Seanad debates

Wednesday, 16 November 2016

Planning and Development (Housing) and Residential Tenancies Bill 2016: Second Stage

 

10:30 am

Photo of Simon CoveneySimon Coveney (Cork South Central, Fine Gael) | Oireachtas source

Many questions have been asked and I will try to deal with as many as I can. If I miss any please feel free to contact me before next week.

A number of themes came through. I am a little uncomfortable with the terminology "fast track planning" because it suggests it is being rushed and it is not. We are speaking about putting in place a properly resourced process whereby there is preplanning consultation which involves proper and significant engagement with local authorities and developers. Developers will have to prepare a much higher quality application, otherwise the timeline simply will not be sufficient to deal with the application and it will get thrown out. It will be deemed not to be ready for an application after nine weeks and the recommendation will probably be not to apply to An Bord Pleanála.

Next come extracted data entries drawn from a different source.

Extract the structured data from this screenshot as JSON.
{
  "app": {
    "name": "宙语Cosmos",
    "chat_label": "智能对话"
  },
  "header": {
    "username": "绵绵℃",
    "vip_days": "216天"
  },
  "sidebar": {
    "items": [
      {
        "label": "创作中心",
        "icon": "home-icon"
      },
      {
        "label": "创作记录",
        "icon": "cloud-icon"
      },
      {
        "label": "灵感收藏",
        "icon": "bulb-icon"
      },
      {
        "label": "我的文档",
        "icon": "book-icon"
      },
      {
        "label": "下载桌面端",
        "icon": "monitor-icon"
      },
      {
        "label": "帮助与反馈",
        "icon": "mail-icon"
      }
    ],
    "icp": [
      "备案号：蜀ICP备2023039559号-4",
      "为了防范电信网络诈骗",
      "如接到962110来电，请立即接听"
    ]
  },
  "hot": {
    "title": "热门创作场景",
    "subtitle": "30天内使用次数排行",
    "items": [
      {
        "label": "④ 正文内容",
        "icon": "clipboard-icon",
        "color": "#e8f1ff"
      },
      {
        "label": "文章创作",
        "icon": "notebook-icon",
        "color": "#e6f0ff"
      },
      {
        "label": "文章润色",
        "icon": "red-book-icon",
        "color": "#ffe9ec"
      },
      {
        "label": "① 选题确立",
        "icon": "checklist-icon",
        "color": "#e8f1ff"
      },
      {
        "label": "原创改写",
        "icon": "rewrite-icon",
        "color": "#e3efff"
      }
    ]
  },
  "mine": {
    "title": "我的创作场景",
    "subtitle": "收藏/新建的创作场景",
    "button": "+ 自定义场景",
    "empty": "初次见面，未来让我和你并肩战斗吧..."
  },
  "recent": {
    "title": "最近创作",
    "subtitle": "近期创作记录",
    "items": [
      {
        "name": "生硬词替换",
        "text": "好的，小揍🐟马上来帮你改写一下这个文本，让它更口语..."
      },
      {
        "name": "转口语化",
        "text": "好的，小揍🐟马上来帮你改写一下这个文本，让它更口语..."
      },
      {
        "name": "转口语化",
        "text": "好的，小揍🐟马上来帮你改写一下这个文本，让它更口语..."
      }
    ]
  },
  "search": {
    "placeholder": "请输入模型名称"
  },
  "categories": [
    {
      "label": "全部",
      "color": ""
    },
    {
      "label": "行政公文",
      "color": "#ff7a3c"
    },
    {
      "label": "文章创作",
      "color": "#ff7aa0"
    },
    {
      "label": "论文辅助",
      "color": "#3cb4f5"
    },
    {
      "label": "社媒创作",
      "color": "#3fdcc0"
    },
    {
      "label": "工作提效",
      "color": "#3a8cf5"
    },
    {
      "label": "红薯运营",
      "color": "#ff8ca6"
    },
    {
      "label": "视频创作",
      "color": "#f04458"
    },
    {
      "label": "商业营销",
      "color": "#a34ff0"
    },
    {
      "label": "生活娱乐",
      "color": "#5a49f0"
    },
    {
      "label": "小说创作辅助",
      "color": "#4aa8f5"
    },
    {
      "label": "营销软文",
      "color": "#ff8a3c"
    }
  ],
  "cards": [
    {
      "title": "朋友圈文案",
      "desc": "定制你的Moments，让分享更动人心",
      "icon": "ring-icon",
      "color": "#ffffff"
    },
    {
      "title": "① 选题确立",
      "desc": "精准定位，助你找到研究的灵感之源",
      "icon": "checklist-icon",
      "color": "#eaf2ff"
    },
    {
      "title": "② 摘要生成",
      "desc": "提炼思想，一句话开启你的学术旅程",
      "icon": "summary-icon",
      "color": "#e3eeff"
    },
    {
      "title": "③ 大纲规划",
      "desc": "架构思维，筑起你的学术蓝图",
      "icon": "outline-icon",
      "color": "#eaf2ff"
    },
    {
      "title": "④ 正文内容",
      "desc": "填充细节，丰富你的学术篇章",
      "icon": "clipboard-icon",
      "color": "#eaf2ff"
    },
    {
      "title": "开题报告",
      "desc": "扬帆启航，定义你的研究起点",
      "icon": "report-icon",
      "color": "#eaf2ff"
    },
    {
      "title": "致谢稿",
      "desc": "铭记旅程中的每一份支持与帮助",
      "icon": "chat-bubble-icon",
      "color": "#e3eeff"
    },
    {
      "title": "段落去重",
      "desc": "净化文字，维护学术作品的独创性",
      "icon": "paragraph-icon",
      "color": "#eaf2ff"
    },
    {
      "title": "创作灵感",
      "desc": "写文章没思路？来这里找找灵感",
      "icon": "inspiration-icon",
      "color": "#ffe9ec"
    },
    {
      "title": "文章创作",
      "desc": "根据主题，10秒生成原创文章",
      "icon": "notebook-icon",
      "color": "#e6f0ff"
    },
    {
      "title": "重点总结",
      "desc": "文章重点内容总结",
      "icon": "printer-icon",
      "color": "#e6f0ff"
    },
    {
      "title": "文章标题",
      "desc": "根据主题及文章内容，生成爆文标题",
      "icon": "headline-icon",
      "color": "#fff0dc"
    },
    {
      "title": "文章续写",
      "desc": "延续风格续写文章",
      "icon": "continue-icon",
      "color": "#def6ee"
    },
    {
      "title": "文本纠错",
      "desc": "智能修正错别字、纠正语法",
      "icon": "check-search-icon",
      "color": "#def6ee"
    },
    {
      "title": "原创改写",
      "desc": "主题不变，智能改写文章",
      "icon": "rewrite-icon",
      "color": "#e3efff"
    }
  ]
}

The idea that local councillors have no role is not the case. There is no reason the procedure that exists in local authorities, whereby controversial planning applications are referred to a committee for discussion and planners get feedback from democratically elected councillors on how they look at planning applications, cannot happen during the preplanning consultation process. Ultimately, planners make the recommendations on planning issues. Of course councillors make decisions and recommendations on zoning issues, local area plans, policy considerations and a series of other things that contribute to county development plans, city development plans and local area plans, and this will remain unaffected. The preplanning consultation process is about ensuring that on zoned land which has already been earmarked by councillors for houses, issues regarding quality, design, density, amenities and other facilities linked to large-scale development are provided for in the planning application. It will be a pretty robust exchange. There will be pressure on the developers in particular, knowing there is a nine week timeline and that is it, to get their ducks in a row and ensure they are consistent with local area plans to make the formal application to An Bord Pleanála.

The reason An Bord Pleanála is involved in the preplanning consultation with local authorities is so there is local knowledge when the application formally goes to An Bord Pleanála and somebody, or a team, from An Bord Pleanála has been involved or is receiving reports from the preplanning consultation process that happened over the previous nine week period. A good point was made that local authorities have local knowledge. An Bord Pleanála cannot be expected to have this level of local knowledge. The point of having it involved in the pre-application process is to ensure local knowledge is part of the consideration when it comes to the board.

I assure the House this is not a rush job. It is trying to ensure we have a statutory time limit in place so we have some certainty over decision-making which, from a minimum point of view, could be about 25 weeks of pretty rigorous assessment after which there will be another rigorous assessment of the formal application.

It would not be true to say the only appeal mechanism is a judicial review. A judicial review reviews the process by which the consideration took place and consistency with legality. It does not review the planning decision because no judge is a qualified planner. Perhaps one might happen to be, but it is not the connection that is relevant.

What is happening is the vast majority of large planning applications for residential developments end up with An Bord Pleanála anyway. We are including An Bord Pleanála in the pre-application stage so it understands local issues and can factor them into making a good decision over a 16-week period where councillors, members of the public or anybody else for that matter can object and make observations.